Yo estaba ausente; sólo había un retrato mío sobre la mesa. Escuché que ella me llamaba Nicanor; por el tono de su voz se percibía miedo y me inundó un presentimiento desagradable.
Se hallaba en el departamento de la ciudad. Las cortinas blancas se inflaban con el viento que entraba por las ventanas abiertas. Era de noche o quizá amanecía. Había una presencia extraña en el ambiente.
Sonó el teléfono y Silvia fue a atender. Levantó el tubo y dijo “Hola, hola”, pero no contestaron. Insistió; al otro lado sólo se escuchaba un ruido. Aquello conducía a una deducción escalofriante: nadie había llamado. En ese instante Silvia gritó. Soltó el tubo del teléfono y corrió al living.
Mi mujer yace de pronto en el piso y un hombre monstruoso se inclina sobre ella. Se da vuelta. Tiene una sonrisa irónica bajo los enormes bigotes. Desde el retrato, mis ojos lo contemplan fuera de las órbitas: es Mirisini.
Con las primeras luces, se disipó el sueño y me encontré repentinamente sentado, dolorido por alguna mala posición adoptada durante la noche. Miré a mi lado y vi el lugar vacío.

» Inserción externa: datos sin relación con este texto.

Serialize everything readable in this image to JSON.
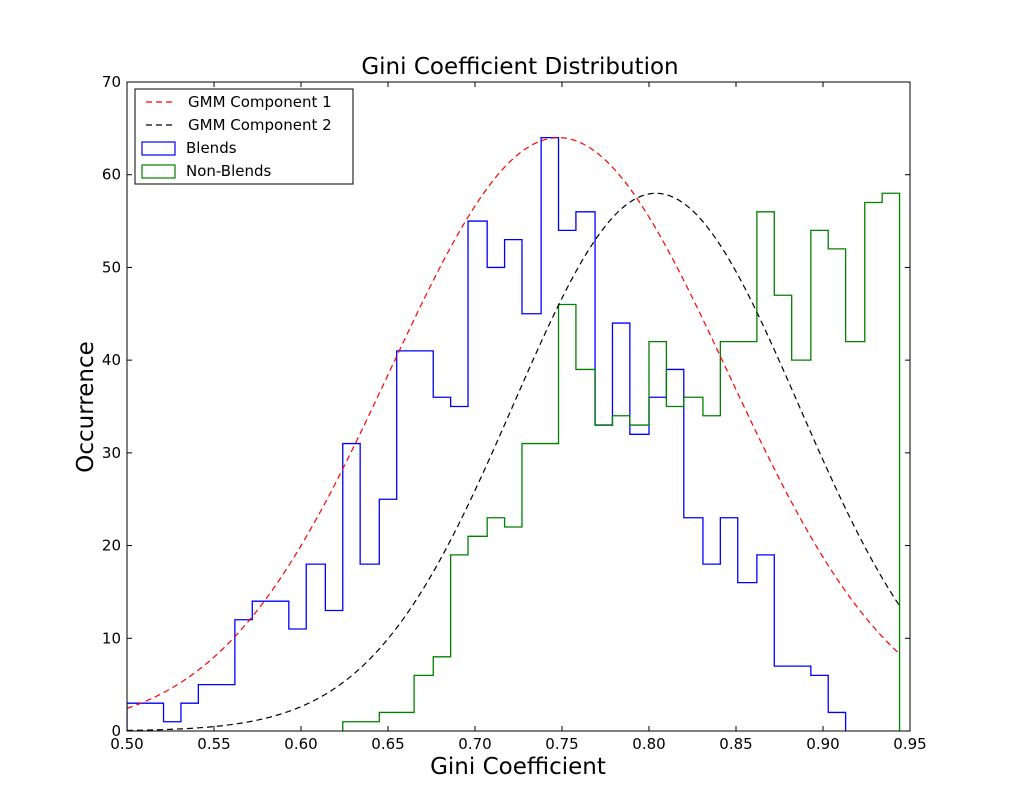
{
  "chart_data": {
    "type": "histogram",
    "title": "Gini Coefficient Distribution",
    "xlabel": "Gini Coefficient",
    "ylabel": "Occurrence",
    "xlim": [
      0.5,
      0.95
    ],
    "ylim": [
      0,
      70
    ],
    "xticks": [
      "0.50",
      "0.55",
      "0.60",
      "0.65",
      "0.70",
      "0.75",
      "0.80",
      "0.85",
      "0.90",
      "0.95"
    ],
    "yticks": [
      "0",
      "10",
      "20",
      "30",
      "40",
      "50",
      "60",
      "70"
    ],
    "grid": false,
    "legend_position": "top-left",
    "legend": [
      {
        "label": "GMM Component 1",
        "style": "dashed-line",
        "color": "#ff0000"
      },
      {
        "label": "GMM Component 2",
        "style": "dashed-line",
        "color": "#000000"
      },
      {
        "label": "Blends",
        "style": "step-patch",
        "color": "#0000ff"
      },
      {
        "label": "Non-Blends",
        "style": "step-patch",
        "color": "#008000"
      }
    ],
    "series": [
      {
        "name": "Blends",
        "kind": "step-histogram",
        "color": "#0000ff",
        "bin_edges": [
          0.5,
          0.521,
          0.531,
          0.541,
          0.562,
          0.572,
          0.593,
          0.603,
          0.614,
          0.624,
          0.634,
          0.645,
          0.655,
          0.676,
          0.686,
          0.696,
          0.707,
          0.717,
          0.727,
          0.738,
          0.748,
          0.758,
          0.769,
          0.779,
          0.789,
          0.8,
          0.81,
          0.82,
          0.831,
          0.841,
          0.851,
          0.862,
          0.872,
          0.893,
          0.903,
          0.913
        ],
        "counts": [
          3,
          1,
          3,
          5,
          12,
          14,
          11,
          18,
          13,
          31,
          18,
          25,
          41,
          36,
          35,
          55,
          50,
          53,
          45,
          64,
          54,
          56,
          33,
          44,
          32,
          36,
          39,
          23,
          18,
          23,
          16,
          19,
          7,
          6,
          2
        ]
      },
      {
        "name": "Non-Blends",
        "kind": "step-histogram",
        "color": "#008000",
        "bin_edges": [
          0.624,
          0.645,
          0.665,
          0.676,
          0.686,
          0.696,
          0.707,
          0.717,
          0.727,
          0.738,
          0.748,
          0.758,
          0.769,
          0.779,
          0.789,
          0.8,
          0.81,
          0.82,
          0.831,
          0.841,
          0.862,
          0.872,
          0.882,
          0.893,
          0.903,
          0.913,
          0.924,
          0.934,
          0.944
        ],
        "counts": [
          1,
          2,
          6,
          8,
          19,
          21,
          23,
          22,
          31,
          31,
          46,
          39,
          33,
          34,
          33,
          42,
          35,
          36,
          34,
          42,
          56,
          47,
          40,
          54,
          52,
          42,
          57,
          58
        ]
      },
      {
        "name": "GMM Component 1",
        "kind": "dashed-curve",
        "color": "#ff0000",
        "x_range": [
          0.5,
          0.944
        ],
        "peak": 64,
        "mean": 0.748,
        "sigma": 0.097
      },
      {
        "name": "GMM Component 2",
        "kind": "dashed-curve",
        "color": "#000000",
        "x_range": [
          0.5,
          0.944
        ],
        "peak": 58,
        "mean": 0.804,
        "sigma": 0.082
      }
    ]
  }
}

Traté de pensar en Milena. Fue imposible: Silvia, la muchacha del sueño, ocupaba toda mi atención. Me sentía culpable, como un traidor, pero no podía evitarlo: Silvia se había transformado en la mujer de mi vida. Sólo con ella sería feliz. Sabía también que aquel sentimiento duraría poco: la mañana, a lo sumo todo el día. Sin embargo, necesitaba dedicarle mi tiempo e imaginación.
Y Mirisini. ¿Qué o quién era el famoso Mirisini? Parecía un apellido. Comencé a jugar con las letras: Marasana, Morosono. No descifraba la clave, si es que había una.
Saqué un cigarrillo y lo encendí, considerando lo placentero que resultaría darme una ducha. Me incorporé definitivamente y salté de la cama.